Sarah Lampert, the mother of 12-year-old Ticaria Lampert, one of the children killed at Tumbler Ridge Secondary School, makes a public statement next to her daughter Niveya inside the community center, two days after a deadly mass shooting took place at the school in the town of Tumbler Ridge, British Columbia, Canada, Feb. 12. Reuters-Yonhap

VANCOUVER, British Columbia — The families of victims of a shooting in a remote Canadian Rockies town grappled with unrelenting grief Thursday as details emerged about those killed in the country's deadliest mass shooting in years.

Authorities said the 18-year-old alleged shooter, identified as Jesse Van Rootselaar, killed her 39-year-old mother, Jennifer Jacobs, and 11-year-old stepbrother, Emmett Jacobs, in their northern British Columbia home on Tuesday before heading to the nearby Tumbler Ridge Secondary School and opening fire, killing five children and an educator before killing herself.

Twenty-five people were also injured in the attack. The motive remains unclear.

Among the dead was 12-year-old Kylie Smith, whose family remembered her as "the light in our family.”

“She loved her family, friends, and going to school," Kylie's family said in a statement. “She was a talented artist and had dreams of going to art school in the big city of Toronto.
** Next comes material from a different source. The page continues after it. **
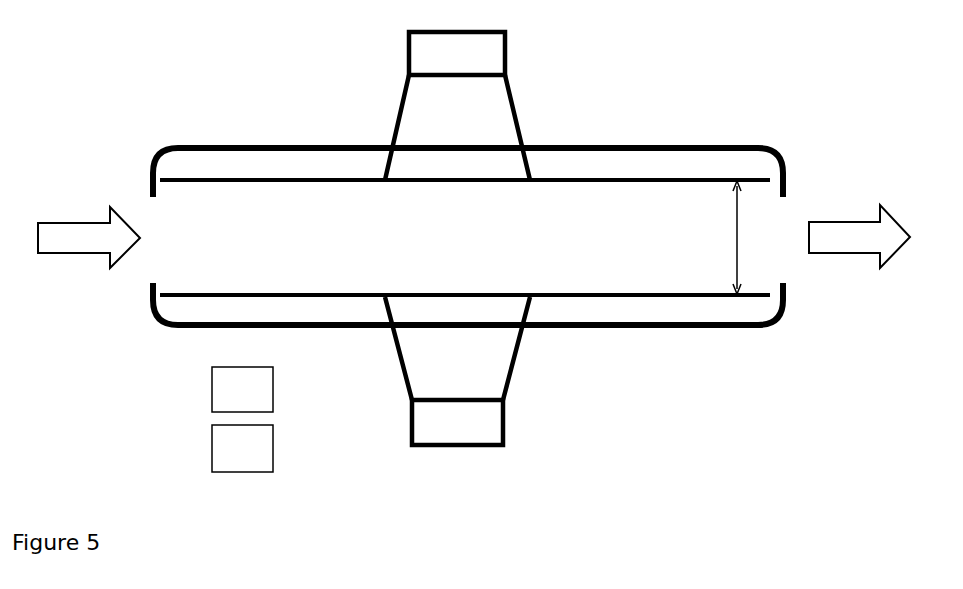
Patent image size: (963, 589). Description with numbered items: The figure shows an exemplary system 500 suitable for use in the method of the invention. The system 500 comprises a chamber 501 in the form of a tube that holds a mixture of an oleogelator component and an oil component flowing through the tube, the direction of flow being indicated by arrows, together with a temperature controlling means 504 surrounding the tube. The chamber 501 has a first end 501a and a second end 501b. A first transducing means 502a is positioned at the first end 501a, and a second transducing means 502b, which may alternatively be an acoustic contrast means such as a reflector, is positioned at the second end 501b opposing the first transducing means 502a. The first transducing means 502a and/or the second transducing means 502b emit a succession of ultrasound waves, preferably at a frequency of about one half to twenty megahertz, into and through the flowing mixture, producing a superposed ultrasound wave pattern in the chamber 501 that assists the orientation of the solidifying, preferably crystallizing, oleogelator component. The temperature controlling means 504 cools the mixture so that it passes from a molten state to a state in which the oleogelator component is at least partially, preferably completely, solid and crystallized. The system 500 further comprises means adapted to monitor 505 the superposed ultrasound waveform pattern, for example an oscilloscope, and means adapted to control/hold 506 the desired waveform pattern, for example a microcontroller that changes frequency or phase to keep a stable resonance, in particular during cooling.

Rest in paradise, sweet girl, our family will never be the same without you.”

Kylie's father tearfully recounted the desperate hours spent trying to learn what happened to his daughter, only to find out from an older girl, not the authorities.

Lance Younge told CTV News that his son, Ethan, texted “I love you” shortly after 3 p.m. Tuesday and then called a short time later to say he was hiding in a utility room at his school in the small mountain community of Tumbler Ridge, but that he didn't know where his sister Kylie was.

The family would find out hours later that Kylie was among the dead.

While looking for Kylie, Younge said he walked around the local recreation center where students were reuniting with their families for about six hours, but that police wouldn't tell him anything.